Index

Technical Report Documentation Page

Executive Summary

Background

Methods and Outcomes

Conclusions

References

Appendix

Executive Summary

Addressing Alcohol-Impaired Driving:
Training Physicians to Detect and Counsel their Patients Who Drink Heavily

Alcoholism is the most common chronic disease in trauma patients, affecting 25% to 40% of those treated in major trauma centers. Alcoholism results in repeated episodes of trauma, drunk driving and alcohol related crashes. A prior study by our group found that trauma patients with alcohol problems were more than twice as likely to be readmitted with injuries during the next two years than patients without problem drinking.

Interventions for problem drinking are effective. A summary of 32 randomized trials of brief interventions enrolling 5,718 patients indicate that such interventions are effective in decreasing problem drinking and lowering subsequent health care utilization. A randomized controlled trial of trauma patients indicated that interventions reduce drinking at 12 months after intervention by two-thirds and cut recidivism for new injuries by 50%.

Despite these findings, few trauma centers or primary care physicians routinely screen for alcohol problems. The goal of this project was to decrease the risk of driving while intoxicated and the risk of alcohol related crashes by encouraging health care providers to address alcohol abuse at the individual patient level and at the community level. Specifically, we did the following:

  • Trained medical students in the northwestern states on the problems of impaired driving, methods to screen patients in the office and hospital settings, techniques of brief alcohol intervention, and indications for referral of patients for more in-depth alcohol treatment. All 160 students in each of the classes were exposed to the training through courses during the pre-clinical years, as well as through training during clerkships, particularly psychiatry and surgery.

  • Trained University of Washington residents in the northwestern states on the problems of impaired driving, methods to screen patients in the office and hospital settings, techniques of brief alcohol intervention, and indications for referral of patients for more in-depth alcohol treatment. As a result of the intervention, residents reported increases in screening from 27% to 38%, and reported increased sense of self-efficacy to conduct screening and brief interventions.

  • Trained University of Washington residents in the northwestern states on the problems of impaired driving, methods to screen patients in the office and hospital settings, techniques of brief alcohol intervention, and indications for referral of patients for more in-depth alcohol treatment. As a result of the intervention, residents reported increases in screening from 27% to 38%, and reported increased sense of self-efficacy to conduct screening and brief interventions.

  • Trained University of Washington residents in the northwestern states on the problems of impaired driving, methods to screen patients in the office and hospital settings, techniques of brief alcohol intervention, and indications for referral of patients for more in-depth alcohol treatment. As a result of the intervention, residents reported increases in screening from 27% to 38%, and reported increased sense of self-efficacy to conduct screening and brief interventions.

  • Worked to integrate training in substance abuse and brief counseling interventions into the University of Washington School of Medicine curriculum. Surveyed UW course and clerkship coordinators to determine the substance abuse content of their courses. The survey indicated that alcohol abuse and problem drinking is integrated into the curriculum in multiple courses during the four years of medical school. Recommendations were made to the curriculum committee on how to best follow the National Institute of Alcoholism and Alcohol Abuse’s (NIAAA) "An International Model for the Prevention and Treatment of Alcohol Use Disorders."

  • Worked to integrate methods of alcohol screening, intervention and referral in continuing medical education programs (CME) for primary care and other specialty physicians in this region. CME was conducted with approximately 1,200 physicians in the region.

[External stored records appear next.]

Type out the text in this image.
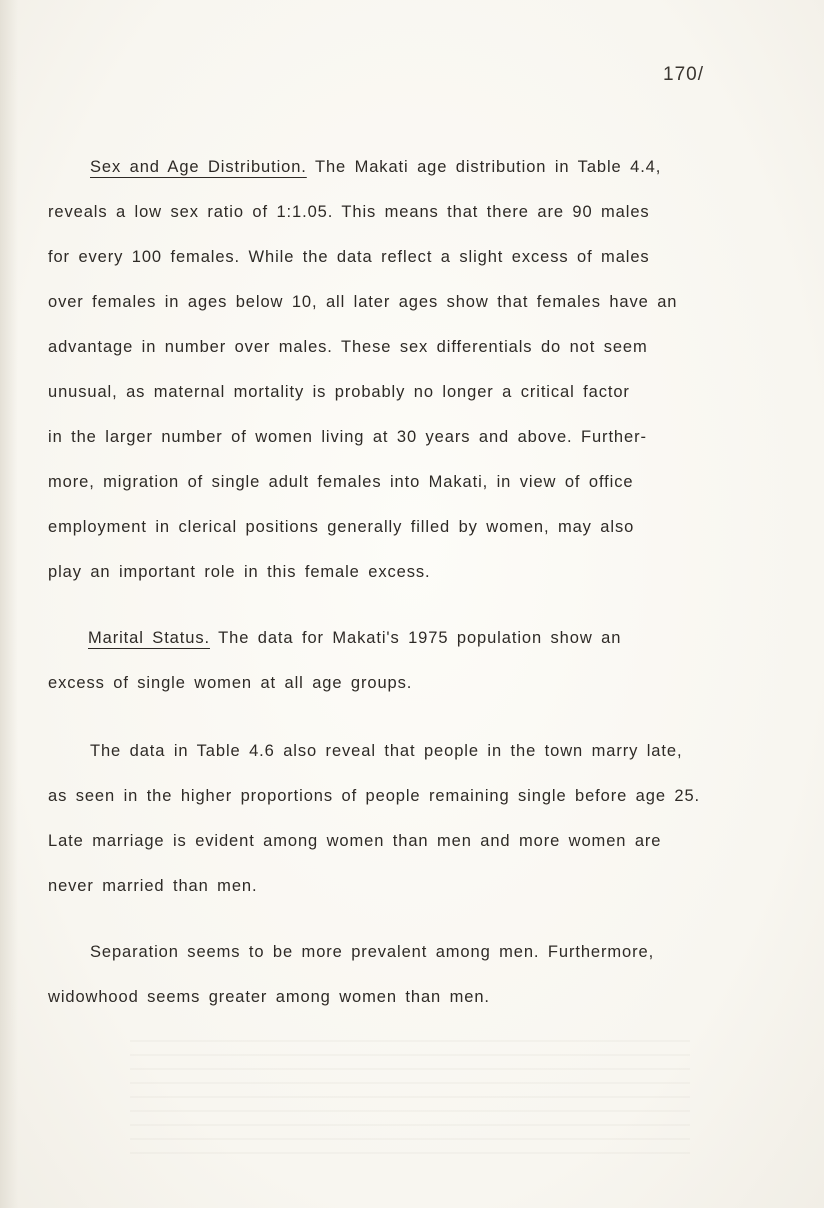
170/
Sex and Age Distribution. The Makati age distribution in Table 4.4,
reveals a low sex ratio of 1:1.05. This means that there are 90 males
for every 100 females. While the data reflect a slight excess of males
over females in ages below 10, all later ages show that females have an
advantage in number over males. These sex differentials do not seem
unusual, as maternal mortality is probably no longer a critical factor
in the larger number of women living at 30 years and above. Further-
more, migration of single adult females into Makati, in view of office
employment in clerical positions generally filled by women, may also
play an important role in this female excess.
Marital Status. The data for Makati's 1975 population show an
excess of single women at all age groups.
The data in Table 4.6 also reveal that people in the town marry late,
as seen in the higher proportions of people remaining single before age 25.
Late marriage is evident among women than men and more women are
never married than men.
Separation seems to be more prevalent among men. Furthermore,
widowhood seems greater among women than men.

  • A survey was conducted of 400 physicians and found that one-half did not use a standard screening questionnaire. Developed and disseminated user-friendly materials to promote and teach the brief intervention approach by physicians.

  • Researched barriers in the U.S. to implementing alcohol screening in hospital emergency departments. We talked with all 50 state insurance commissioners and reviewed the legislation governing exclusion of insurance coverage for alcohol involved injuries in all 50 states. This revealed that 38 states and the District of Columbia allowed, by statute, exclusion of insurance coverage for alcohol related injuries.

  • Worked to establish alcohol screening and brief intervention as part of national practice guidelines for medical care. We worked with the Washington Circle Group to include alcohol screening as a measure of quality of care to be used by the National Committee on Quality Assurance in judging the quality of health care systems.

  • Disseminated the program nationally through professional organizations, national publications and national presentations.